Familism can also interact with cultural gender roles where, stereotypically, dominance and self-reliance are valued for men (machismo) whereas passivity and a nurturing-spirit are valued for women (marianismo) [56]. Patients may engage in behaviors that strive to uphold these roles and could experience distress if their functioning and needs during transplant and recovery are not consistent with cultural gender norms. This has implications for both intervention content (e.g., using cognitive restructuring to draw attention to additional components of the masculine role) and intervention delivery (e.g., offering private, digital therapeutic options that may feel less stigmatizing).

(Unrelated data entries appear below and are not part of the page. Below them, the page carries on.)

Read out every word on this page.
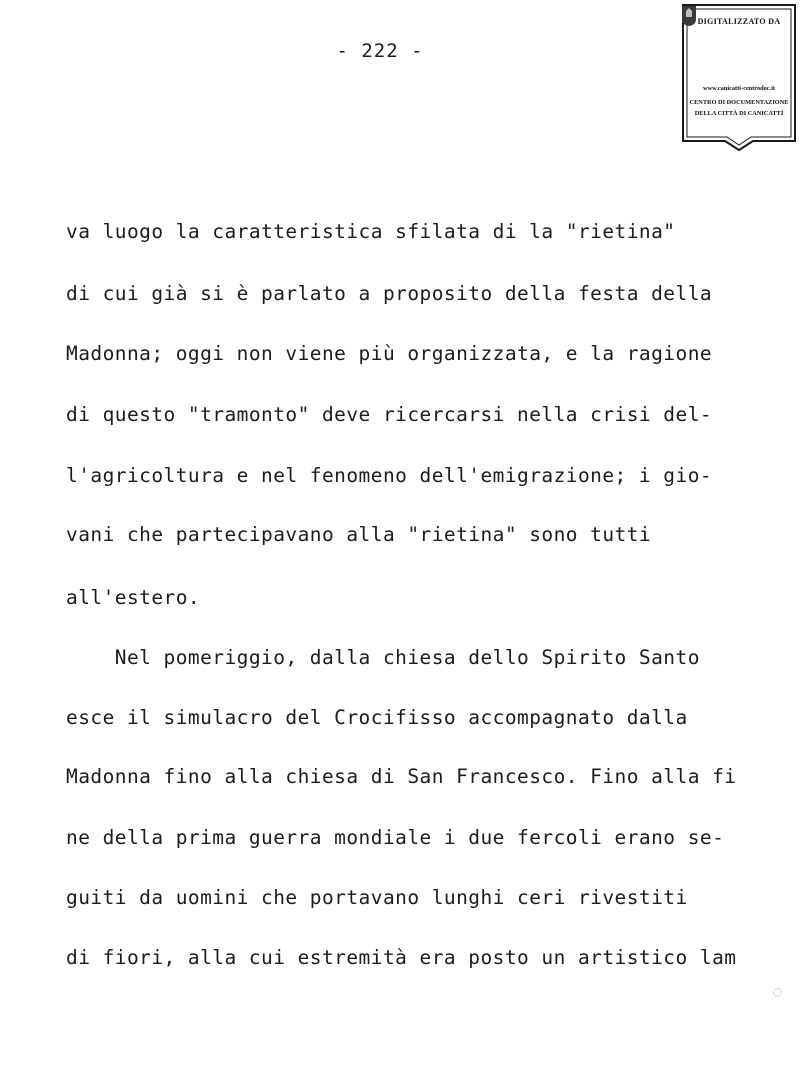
- 222 -
DIGITALIZZATO DA
www.canicatti-centrodoc.it
CENTRO DI DOCUMENTAZIONE
DELLA CITTÀ DI CANICATTÌ
va luogo la caratteristica sfilata di la "rietina"
di cui già si è parlato a proposito della festa della
Madonna; oggi non viene più organizzata, e la ragione
di questo "tramonto" deve ricercarsi nella crisi del-
l'agricoltura e nel fenomeno dell'emigrazione; i gio-
vani che partecipavano alla "rietina" sono tutti
all'estero.
Nel pomeriggio, dalla chiesa dello Spirito Santo
esce il simulacro del Crocifisso accompagnato dalla
Madonna fino alla chiesa di San Francesco. Fino alla fi
ne della prima guerra mondiale i due fercoli erano se-
guiti da uomini che portavano lunghi ceri rivestiti
di fiori, alla cui estremità era posto un artistico lam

Despite improvements in treatment for hematologic cancers [57, 58], increases in survival have not been equivalent for H/L and NHWs, which may be related to lower utilization of stem cell transplant among H/L [59], likely driven in part by economic and access barriers [2]. Efforts are being made to decrease underrepresentation of minorities in national bone marrow registries and to increase diversity in HLA haplotypes to expand access to transplant. Additionally, efforts are ongoing to expand access to graft sources for H/L patients (e.g., haploidentical and umbilical cord blood grafts) [60]. As access expands and more H/L patients undergo transplant, the availability of culturally appropriate psychoeducational interventions to support treatment and recovery will be important. Understanding how to meet the needs and aid in coping during the transplant process among H/L patients also has the potential to influence patient engagement with follow-up care that can impact their long-term outcomes. Some concerns appear to apply to H/L patients with cancer more broadly, while the intensity and complexity of transplant and post-transplant care add concerns unique to this cancer population.

Strengths and Limitations

Interviews were conducted within 12 months of transplant, reducing recall bias and making findings more directly applicable to the burden of treatment regimens today. Another strength of this study was that it included Spanish language monolinguals, who are likely to be underserved and often excluded from research. A focus of future research should be an extensive analysis of differences between English-speaking and Spanish-speaking patients, which our small subgroup sizes did not allow for. While a strength of this study is its multisite design, future efforts should be made to understand the needs of transplant patients on a larger, nationwide scale because the US H/L population is diverse. Additionally, this was a primarily female sample, and future qualitative work is needed to investigate potentially unique needs that lie at the intersection of gender and ethnicity among H/L. Finally, this study only collected a limited set of self-report medical variables and did not include medical chart review, making some diagnostic and treatment specifics, such as inpatient/outpatient status for transplant, unknown for this sample.

Conclusions

Many of the existing studies commenting on ethnic disparities in transplant call for further examination of the role of cultural factors and social determinants [6, 60, 61]; this study helps to answer that call as the first qualitative assessment of needs in H/L patients who have undergone transplant. Results provide greater understanding of the challenges and facilitators to well-being during and after stem cell transplant in this understudied population of transplant recipients. This work highlights the need for development of linguistically and culturally tailored educational and supportive interventions for H/L patients undergoing stem cell transplant. This report begins to identify themes that can be used to inform recommendations for intervention tailoring; continued exploration into most effective translation is needed during intervention design efforts due to the complexity of the themes. Tailoring interventions to be patient-centered and compatible with cultural values and beliefs can help increase patient acceptability and uptake of interventions, thus facilitating increased benefit, and potentially helping to reduce the well-documented disparities for H/L patients receiving transplant.